Ten years have now passed. Commercial flights for paying passengers on SpaceShipTwo have yet to happen, though hundreds have already paid for tickets. The road to commercial space was much rockier than what everyone had anticipated.

Virgin Galactic, and Burt Rutan’s Scaled Composites (the builder of SpaceShipOne) have made tremendous progress. They are currently testing the first of at least five SpaceShipTwos. The V.S.S. Enterprise has performed a series of glide tests and over the last few months has done a series of powered flights—all far short of the Kármán line. The maximum altitude achieved thus far by the six passenger SpaceShipTwo is only 13.4 miles.

Branson is now predicting that the first commercial flights of SpaceShipTwo will occur by the end of this year—but that is dependent upon the upcoming tests all going well. Rocket science is still hard, and any number of setbacks could occur. For instance, just this past week Virgin Galactic announced that they were going to change the fuel composition for SpaceShipTwo’s rocket engine. There’s no telling whether that will lead to further delays.

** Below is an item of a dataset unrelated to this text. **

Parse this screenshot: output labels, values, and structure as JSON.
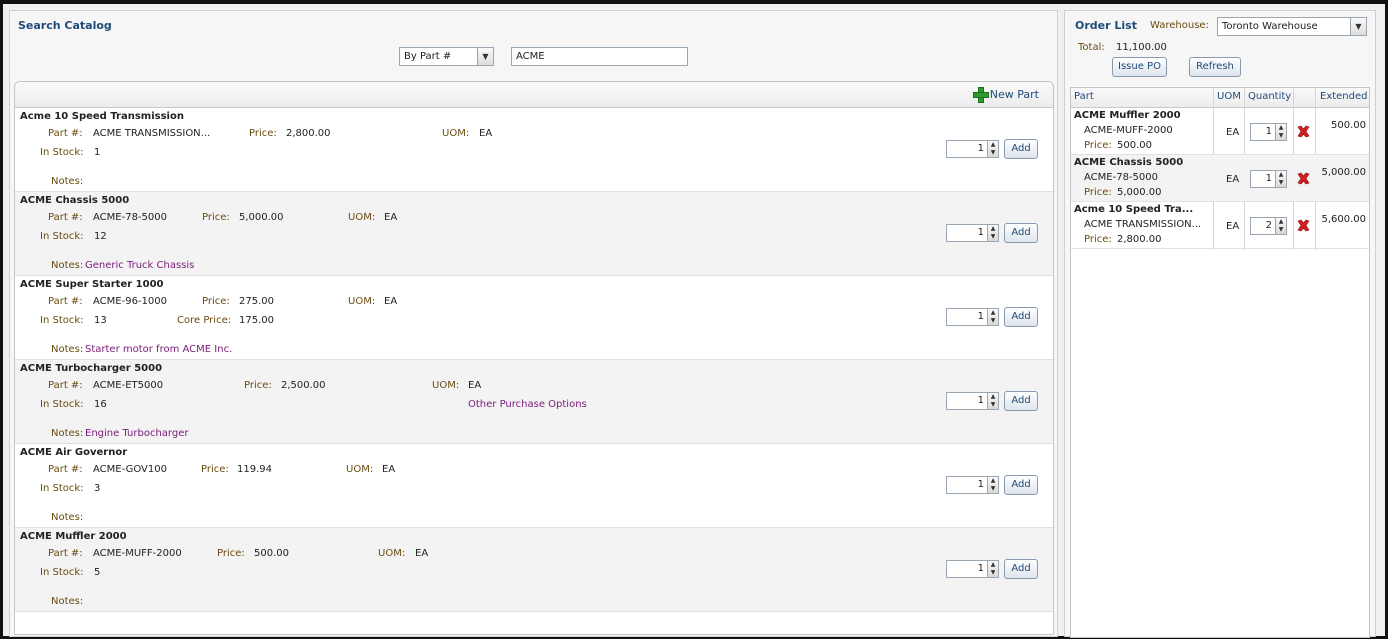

There have been many positive developments. The second SpaceShipTwo, V.S.S Voyager, has been completed (though it has yet to undergo flight tests). The FAA has granted permission for Virgin Galactic to begin flying their SpaceShipTwo spacecraft in New Mexico—matching the agreement that Virgin Galactic already has with the FAA for flying in southern California.

The approval for flying in New Mexico is important. Although SpaceShipTwo is built and tested at the Mojave Air and Space Port in southern California’s High Desert, southern California will not be the location of Virgin Galactic’s commercial operations. That will be in New Mexico, where Spaceport America has been built from scratch.. It is located in the Jornada del Muerto desert basin in New Mexico just west of the White Sands Missile Range, about 8, 45 miles north of Las Cruces, and 20 miles southeast of Truth or Consequences. Spaceport America was officially declared open on October 18, 2011.Spaceport America includes a ten thousand foot long runway for take offs and landings, and a 110,000 square foot hanger and terminal building. It is now ready for Virgin Galactic to begin using it as their main base of operation.

However, Virgin Galactic is not the only user of the spaceport in New Mexico. Several other companies have already launched over twenty suborbital missions. In May 2013, SpaceX signed a three-year lease for land and facilities there to support high-altitude, high-velocity flight testing of the Grasshopper v1.1 reusable launch vehicle, the second-generation of the SpaceX experimental vertical takeoff, vertical landing suborbital technology-demonstrator. SpaceX is using Grasshopper as one-element of a multi-element program to develop Falcon 9’s reusable boosters and second stages.

So, while commercial tourist space travel didn’t begin as quickly as we had hoped during those heady days of 2004, it remains on track to actually happen.